All in the family

1254
Henry III and Louis IX
Henry III and Louis IX

Modern historians tend to side with Henry in this affair, suggesting he had every reason to believe Alfonso was planning to invade. The king of Castile did in fact impose his terms on Henry, who in addition to providing a royal marriage, promised to join him in a war against the Moors. As with his crusading vow, Henry had no intention of fighting infidels anywhere. He was more concerned with installing Edward peacefully in Gascony before proceeding, with his wife and entourage, to Chartres for his first meeting ever with Louis, who was finally back from his miserable experience overseas. The occasion would be renowned for one of the most unique family reunions in history. Queen Eleanor, her sister Margaret, the queen of France, and their sister Sanchia, Richard’s wife, were joined by their youngest sister, Beatrice, who was the wife of Louis’ brother Charles of Anjou. Four sisters had married two sets of brothers, leading Louis to remark, perhaps innocently enough, that the children of each family would be more like brothers and sisters than cousins.

3 thoughts on “All in the family

  1. On his way to Paris, Henry stopped off at Fontevrault, where his grandparents Henry II and Eleanor of Aquitaine were interred inside the abbey. He found it disgraceful that his mother Isabella had been buried in the cemetery and ordered her remains moved to alongside theirs.

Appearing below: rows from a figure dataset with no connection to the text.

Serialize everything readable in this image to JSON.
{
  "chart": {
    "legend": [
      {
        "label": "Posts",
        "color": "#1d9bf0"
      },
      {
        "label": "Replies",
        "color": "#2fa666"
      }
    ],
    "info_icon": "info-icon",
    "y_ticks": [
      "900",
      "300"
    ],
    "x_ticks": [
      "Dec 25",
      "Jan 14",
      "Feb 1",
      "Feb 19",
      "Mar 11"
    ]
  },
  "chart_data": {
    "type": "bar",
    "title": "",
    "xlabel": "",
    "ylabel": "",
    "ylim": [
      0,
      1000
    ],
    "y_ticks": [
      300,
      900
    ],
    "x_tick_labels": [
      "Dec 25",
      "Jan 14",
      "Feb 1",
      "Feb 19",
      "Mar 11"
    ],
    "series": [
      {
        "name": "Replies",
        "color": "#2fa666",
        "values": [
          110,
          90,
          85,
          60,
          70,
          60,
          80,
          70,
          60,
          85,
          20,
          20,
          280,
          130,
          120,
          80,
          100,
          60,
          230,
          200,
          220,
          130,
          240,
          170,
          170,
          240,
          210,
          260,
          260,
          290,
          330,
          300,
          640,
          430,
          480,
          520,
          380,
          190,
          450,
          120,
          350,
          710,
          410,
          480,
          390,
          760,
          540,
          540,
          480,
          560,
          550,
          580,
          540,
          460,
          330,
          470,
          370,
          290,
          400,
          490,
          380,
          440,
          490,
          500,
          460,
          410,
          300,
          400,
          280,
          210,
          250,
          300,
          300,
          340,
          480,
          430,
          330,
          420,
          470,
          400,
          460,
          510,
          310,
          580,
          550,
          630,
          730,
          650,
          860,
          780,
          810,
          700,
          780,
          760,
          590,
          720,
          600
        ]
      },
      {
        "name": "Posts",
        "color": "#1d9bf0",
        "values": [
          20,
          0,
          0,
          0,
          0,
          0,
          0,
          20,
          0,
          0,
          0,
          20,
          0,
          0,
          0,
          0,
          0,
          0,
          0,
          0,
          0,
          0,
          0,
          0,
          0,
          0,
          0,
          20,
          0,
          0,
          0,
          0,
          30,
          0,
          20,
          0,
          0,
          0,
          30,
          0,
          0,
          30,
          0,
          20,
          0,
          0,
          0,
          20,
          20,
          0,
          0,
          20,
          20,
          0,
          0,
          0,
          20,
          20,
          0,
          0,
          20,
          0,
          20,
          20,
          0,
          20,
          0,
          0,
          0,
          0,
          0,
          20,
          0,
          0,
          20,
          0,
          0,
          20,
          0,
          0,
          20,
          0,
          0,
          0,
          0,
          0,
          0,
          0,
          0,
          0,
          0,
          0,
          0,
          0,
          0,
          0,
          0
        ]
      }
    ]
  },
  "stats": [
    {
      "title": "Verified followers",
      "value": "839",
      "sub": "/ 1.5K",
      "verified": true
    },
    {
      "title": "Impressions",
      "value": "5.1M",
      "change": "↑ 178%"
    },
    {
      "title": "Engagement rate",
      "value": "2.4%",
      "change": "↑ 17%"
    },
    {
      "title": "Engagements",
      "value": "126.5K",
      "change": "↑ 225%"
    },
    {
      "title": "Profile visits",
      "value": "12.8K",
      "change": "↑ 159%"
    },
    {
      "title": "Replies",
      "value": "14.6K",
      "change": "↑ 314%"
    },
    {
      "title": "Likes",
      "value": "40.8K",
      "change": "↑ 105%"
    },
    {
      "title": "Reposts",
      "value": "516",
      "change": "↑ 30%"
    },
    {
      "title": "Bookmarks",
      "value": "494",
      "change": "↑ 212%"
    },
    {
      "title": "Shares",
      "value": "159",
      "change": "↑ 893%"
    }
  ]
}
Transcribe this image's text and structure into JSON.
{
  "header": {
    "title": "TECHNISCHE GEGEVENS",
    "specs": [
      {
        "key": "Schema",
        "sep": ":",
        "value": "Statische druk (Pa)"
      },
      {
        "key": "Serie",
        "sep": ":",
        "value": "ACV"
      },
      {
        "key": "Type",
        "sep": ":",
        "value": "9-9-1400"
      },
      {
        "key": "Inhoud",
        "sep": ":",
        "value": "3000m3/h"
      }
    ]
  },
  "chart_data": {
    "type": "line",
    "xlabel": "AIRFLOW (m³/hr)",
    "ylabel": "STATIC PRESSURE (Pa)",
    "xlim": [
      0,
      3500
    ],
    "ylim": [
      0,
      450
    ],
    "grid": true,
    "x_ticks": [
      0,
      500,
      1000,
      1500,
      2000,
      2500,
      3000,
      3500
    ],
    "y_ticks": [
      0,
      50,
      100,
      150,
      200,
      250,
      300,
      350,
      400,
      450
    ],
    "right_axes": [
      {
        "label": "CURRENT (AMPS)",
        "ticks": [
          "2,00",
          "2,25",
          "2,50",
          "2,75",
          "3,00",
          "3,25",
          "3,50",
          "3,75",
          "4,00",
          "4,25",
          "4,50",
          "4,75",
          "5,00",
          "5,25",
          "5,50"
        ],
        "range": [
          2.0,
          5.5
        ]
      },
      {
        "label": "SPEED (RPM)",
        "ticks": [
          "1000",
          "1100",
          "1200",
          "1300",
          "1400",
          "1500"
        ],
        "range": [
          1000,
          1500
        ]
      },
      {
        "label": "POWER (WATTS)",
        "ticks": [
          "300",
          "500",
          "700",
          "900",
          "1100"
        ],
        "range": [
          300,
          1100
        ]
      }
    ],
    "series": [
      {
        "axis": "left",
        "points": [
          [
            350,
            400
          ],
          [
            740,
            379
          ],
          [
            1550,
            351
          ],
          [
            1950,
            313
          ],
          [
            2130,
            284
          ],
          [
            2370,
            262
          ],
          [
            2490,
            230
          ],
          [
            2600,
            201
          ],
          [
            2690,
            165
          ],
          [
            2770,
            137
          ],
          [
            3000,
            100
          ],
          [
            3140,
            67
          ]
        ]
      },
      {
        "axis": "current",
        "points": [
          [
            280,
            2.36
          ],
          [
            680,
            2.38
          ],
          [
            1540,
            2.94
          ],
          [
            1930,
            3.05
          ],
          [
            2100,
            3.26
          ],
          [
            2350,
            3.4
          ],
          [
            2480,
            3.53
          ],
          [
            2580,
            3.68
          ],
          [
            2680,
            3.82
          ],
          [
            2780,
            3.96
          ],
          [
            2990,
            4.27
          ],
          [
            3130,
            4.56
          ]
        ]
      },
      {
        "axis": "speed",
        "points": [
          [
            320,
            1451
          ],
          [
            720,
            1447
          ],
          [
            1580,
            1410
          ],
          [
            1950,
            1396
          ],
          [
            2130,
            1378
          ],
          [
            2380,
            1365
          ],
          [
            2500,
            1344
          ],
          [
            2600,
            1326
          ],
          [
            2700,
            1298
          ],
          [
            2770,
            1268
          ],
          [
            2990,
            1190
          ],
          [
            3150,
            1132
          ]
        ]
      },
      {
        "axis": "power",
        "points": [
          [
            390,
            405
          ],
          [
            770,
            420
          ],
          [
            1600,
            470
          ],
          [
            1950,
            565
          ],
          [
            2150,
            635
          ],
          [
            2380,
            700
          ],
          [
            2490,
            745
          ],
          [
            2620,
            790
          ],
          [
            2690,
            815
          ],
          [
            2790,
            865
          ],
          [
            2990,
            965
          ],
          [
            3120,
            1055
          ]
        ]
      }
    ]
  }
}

Perhaps too conscious of Louis’ reputation as a saint, Henry put his piety on full display in Paris by kissing lepers and throwing an elaborate feast for the poor.

  2. Louis needed cheering up. His voyage home was marked by the same calamities that dogged him throughout his crusade. The ship caught fire, ran aground near Cyprus, and lost precious time after some of his men, sent ashore near Tunisia in search of nourishment, became actual lotus-eaters as they gorged on fruit and forgot all about the others.

  3. Ahead of the king’s return, London was ordered to receive Sancho, the bishop of Toledo and Edward’s new brother-in-law, with great pomp and ceremony. The people didn’t know what to make of so young a churchman, barely twenty years old, or all the mules in his train, and heaped scorn and insults on him. One oddity they did admire was the gift of an elephant Louis made to Henry, reportedly the first ever seen across the channel.